Отец в то время редко выходил из дому, обычно сидел у окна с немецкой книжкой-учебником, освежал полузабытые знания немецкого языка. В местечке же творилось невообразимое — извечных его жителей выгоняли из их убогих жилищ, собирали на рыночной площади, чтобы куда-то вести. Имущество приказано было оставить в распоряжении полиции, взять с собой только деньги и ценности, теплую одежду и еды на три дня. Никто ничего толком не знал, но люди считали, что если на три дня, то повезут далеко, возможно, на работу в Германию. Некоторые, правда, предчувствовали, какая это будет Германия. Вечером накануне из района приезжал знакомый отца, который сообщил шепотом, что там за старым кладбищем роют большую широкую яму — для кого бы только? Но для кого, теперь можно было догадаться. Евреи, однако, не хотели догадываться, потому что трудно было представить, чтобы такое было возможно — без вины и суда убить столько невинных людей. И с утра старые и малые, женщины, парни и девчата с котомками за плечами, с плачем и отчаянием, гонимые пьяными полицаями, шли на базарную площадь. Там же находился и уже известный местечковцам комендант района по фамилии Функ. На объявлениях, наклеенных на углах синагоги, он именовался также доктором Функом, что вчера вызвало доброжелательный отклик отца, всегда уважавшего образованность. Об этом он как-то мимоходом заметил дочери, которая, занятая домашними делами, не обратила на то внимания.

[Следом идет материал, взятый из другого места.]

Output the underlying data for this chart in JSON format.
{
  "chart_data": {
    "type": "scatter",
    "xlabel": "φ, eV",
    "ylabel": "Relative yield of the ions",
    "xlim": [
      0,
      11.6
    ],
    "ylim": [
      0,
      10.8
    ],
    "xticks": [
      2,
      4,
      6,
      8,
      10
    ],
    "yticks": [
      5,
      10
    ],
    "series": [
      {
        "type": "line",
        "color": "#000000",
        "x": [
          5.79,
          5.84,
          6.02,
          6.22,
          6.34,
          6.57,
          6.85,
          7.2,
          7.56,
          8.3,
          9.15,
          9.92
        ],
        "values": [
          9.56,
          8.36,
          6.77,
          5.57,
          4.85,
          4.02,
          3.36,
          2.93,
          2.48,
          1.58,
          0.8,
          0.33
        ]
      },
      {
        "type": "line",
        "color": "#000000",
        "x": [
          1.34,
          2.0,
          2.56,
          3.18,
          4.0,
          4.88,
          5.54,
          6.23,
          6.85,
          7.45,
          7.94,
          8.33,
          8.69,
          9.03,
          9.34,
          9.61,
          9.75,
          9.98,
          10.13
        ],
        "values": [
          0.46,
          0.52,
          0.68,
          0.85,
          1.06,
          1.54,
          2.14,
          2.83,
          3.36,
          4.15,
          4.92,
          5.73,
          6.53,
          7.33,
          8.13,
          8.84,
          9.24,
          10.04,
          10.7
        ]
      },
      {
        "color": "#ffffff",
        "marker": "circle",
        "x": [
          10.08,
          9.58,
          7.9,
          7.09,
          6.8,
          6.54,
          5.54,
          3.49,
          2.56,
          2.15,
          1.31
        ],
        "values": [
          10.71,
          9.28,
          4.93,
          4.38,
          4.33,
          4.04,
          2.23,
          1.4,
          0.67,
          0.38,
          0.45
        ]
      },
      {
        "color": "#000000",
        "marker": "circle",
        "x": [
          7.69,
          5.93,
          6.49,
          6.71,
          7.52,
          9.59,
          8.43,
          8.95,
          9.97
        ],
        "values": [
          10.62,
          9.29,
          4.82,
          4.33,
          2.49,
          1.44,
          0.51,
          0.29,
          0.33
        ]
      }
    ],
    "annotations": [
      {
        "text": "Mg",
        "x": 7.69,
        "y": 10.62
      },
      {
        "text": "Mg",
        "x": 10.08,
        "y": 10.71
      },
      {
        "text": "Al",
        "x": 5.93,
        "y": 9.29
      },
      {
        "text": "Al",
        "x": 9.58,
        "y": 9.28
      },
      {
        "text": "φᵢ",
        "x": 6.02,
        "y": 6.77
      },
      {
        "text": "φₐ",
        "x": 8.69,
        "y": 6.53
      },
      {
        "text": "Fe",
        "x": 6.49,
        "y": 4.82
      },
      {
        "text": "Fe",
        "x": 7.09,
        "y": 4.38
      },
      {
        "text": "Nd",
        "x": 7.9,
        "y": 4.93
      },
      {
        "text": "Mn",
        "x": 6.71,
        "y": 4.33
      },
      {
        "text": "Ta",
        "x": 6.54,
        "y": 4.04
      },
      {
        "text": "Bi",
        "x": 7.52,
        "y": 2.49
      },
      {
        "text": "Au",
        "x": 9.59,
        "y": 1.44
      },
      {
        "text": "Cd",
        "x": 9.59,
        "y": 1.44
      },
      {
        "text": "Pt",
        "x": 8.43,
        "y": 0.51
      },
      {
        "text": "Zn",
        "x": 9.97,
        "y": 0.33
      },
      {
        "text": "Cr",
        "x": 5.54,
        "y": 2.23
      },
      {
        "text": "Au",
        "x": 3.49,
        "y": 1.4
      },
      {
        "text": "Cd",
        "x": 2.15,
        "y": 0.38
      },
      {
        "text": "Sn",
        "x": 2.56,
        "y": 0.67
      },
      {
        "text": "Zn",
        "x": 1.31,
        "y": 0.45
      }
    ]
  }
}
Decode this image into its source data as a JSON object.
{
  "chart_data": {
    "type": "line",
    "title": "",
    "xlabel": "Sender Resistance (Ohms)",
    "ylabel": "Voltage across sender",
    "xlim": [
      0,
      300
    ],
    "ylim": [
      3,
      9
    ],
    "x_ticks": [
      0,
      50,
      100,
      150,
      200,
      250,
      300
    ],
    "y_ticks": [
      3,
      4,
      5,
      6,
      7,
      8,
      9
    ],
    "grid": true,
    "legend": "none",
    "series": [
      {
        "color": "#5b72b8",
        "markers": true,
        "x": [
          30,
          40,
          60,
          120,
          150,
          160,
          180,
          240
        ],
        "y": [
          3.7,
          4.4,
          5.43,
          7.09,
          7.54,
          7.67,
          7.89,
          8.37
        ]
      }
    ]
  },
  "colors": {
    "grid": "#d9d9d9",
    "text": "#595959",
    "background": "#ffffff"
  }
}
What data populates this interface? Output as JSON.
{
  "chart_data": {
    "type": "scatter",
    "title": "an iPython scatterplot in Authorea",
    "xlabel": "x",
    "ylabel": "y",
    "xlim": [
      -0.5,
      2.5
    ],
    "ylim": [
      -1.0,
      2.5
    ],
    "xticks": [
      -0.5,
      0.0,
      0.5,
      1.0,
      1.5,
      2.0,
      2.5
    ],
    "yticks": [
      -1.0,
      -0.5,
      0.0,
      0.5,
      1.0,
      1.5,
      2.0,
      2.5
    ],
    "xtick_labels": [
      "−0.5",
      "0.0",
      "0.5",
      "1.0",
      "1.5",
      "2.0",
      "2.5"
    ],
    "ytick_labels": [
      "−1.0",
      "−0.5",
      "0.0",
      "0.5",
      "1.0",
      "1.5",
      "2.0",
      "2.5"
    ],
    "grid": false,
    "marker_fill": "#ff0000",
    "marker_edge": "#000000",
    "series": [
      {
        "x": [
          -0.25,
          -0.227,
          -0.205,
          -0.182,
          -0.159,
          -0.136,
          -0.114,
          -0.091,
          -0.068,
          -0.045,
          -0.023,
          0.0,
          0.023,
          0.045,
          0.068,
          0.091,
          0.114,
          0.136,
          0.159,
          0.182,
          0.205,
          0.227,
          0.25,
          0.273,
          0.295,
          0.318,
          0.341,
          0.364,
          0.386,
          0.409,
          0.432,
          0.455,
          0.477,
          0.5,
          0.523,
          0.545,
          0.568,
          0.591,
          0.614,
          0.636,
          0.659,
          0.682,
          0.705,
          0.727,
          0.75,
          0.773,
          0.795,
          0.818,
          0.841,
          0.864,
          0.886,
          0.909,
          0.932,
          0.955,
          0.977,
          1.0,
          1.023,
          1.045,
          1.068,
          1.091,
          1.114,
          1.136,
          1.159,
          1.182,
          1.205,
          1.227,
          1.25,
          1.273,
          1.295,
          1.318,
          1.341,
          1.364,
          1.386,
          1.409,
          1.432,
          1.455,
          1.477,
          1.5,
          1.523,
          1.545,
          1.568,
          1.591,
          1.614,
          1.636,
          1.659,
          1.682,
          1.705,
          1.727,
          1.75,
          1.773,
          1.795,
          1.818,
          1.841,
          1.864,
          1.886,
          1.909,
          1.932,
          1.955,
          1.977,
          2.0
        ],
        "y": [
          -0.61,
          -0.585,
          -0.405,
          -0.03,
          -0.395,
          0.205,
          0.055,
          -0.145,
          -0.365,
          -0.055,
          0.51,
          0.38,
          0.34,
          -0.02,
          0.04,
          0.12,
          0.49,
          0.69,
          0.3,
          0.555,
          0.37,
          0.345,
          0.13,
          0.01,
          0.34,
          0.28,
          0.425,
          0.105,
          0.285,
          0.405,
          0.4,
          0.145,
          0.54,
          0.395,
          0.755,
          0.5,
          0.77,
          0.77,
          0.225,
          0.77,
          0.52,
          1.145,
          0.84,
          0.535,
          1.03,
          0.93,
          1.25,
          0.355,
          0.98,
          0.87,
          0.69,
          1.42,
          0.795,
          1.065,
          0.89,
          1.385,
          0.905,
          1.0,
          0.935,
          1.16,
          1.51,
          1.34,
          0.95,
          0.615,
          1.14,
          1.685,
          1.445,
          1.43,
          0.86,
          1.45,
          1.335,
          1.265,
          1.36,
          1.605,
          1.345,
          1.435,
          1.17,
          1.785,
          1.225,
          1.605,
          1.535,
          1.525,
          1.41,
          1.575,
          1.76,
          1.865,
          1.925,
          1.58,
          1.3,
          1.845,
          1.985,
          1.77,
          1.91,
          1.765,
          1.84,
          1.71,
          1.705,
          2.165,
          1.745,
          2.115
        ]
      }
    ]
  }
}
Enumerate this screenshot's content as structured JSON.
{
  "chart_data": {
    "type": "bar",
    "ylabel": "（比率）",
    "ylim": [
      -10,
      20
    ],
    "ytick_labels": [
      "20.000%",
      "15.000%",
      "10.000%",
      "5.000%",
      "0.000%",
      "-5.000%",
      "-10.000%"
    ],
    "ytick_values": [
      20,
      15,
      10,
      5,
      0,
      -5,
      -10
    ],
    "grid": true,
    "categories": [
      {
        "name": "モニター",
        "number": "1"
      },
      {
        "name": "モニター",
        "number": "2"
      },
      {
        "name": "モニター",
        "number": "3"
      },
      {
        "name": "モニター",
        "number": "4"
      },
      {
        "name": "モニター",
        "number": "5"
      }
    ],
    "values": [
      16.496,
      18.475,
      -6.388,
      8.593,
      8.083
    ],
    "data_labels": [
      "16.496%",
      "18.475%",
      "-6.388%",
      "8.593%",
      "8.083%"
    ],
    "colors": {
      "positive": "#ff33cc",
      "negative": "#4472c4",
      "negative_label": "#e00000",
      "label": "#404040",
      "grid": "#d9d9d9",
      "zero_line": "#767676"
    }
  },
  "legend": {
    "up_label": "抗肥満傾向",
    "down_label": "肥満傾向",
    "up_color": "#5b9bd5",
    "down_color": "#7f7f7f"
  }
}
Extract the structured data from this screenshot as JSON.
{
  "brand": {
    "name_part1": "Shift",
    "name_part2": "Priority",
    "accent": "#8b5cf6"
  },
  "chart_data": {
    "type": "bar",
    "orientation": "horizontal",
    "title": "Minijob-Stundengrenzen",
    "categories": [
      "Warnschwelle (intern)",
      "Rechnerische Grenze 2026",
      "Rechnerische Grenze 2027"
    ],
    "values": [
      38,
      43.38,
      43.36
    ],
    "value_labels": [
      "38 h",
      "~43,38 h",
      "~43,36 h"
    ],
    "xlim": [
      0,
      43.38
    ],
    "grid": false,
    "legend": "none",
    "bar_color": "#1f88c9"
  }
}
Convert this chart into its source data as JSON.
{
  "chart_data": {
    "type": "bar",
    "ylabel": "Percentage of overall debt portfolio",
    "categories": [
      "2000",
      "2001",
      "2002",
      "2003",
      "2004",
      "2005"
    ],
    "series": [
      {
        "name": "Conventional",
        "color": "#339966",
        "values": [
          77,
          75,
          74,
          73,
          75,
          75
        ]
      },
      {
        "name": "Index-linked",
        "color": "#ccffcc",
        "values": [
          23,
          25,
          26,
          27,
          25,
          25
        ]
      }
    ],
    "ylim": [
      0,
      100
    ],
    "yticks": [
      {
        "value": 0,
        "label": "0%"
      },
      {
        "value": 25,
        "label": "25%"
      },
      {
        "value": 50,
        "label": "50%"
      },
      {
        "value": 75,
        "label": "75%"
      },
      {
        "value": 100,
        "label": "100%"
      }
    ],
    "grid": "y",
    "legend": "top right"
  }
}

Она еще спала на диване с Владиком, когда на рассвете к отцу постучал их квартирный хозяин — кузнец Ицик Каган. Он пришел проститься с многолетним квартирантом и со слезами высказывал ему свою благодарность, божился, что старался его ничем не обидеть, а если что и было не так, то пусть товарищ учитель простит, потому что больше им на этом свете не встретиться. Отец с обросшим щетиной лицом молча выслушал его, обнял дрожащими руками, а когда тот вышел, решительно обернулся к щкафу, откуда достал свой старосветский сюртук, взял узорчатую палочку, которая с царских времен стояла в шкафу за одеждой.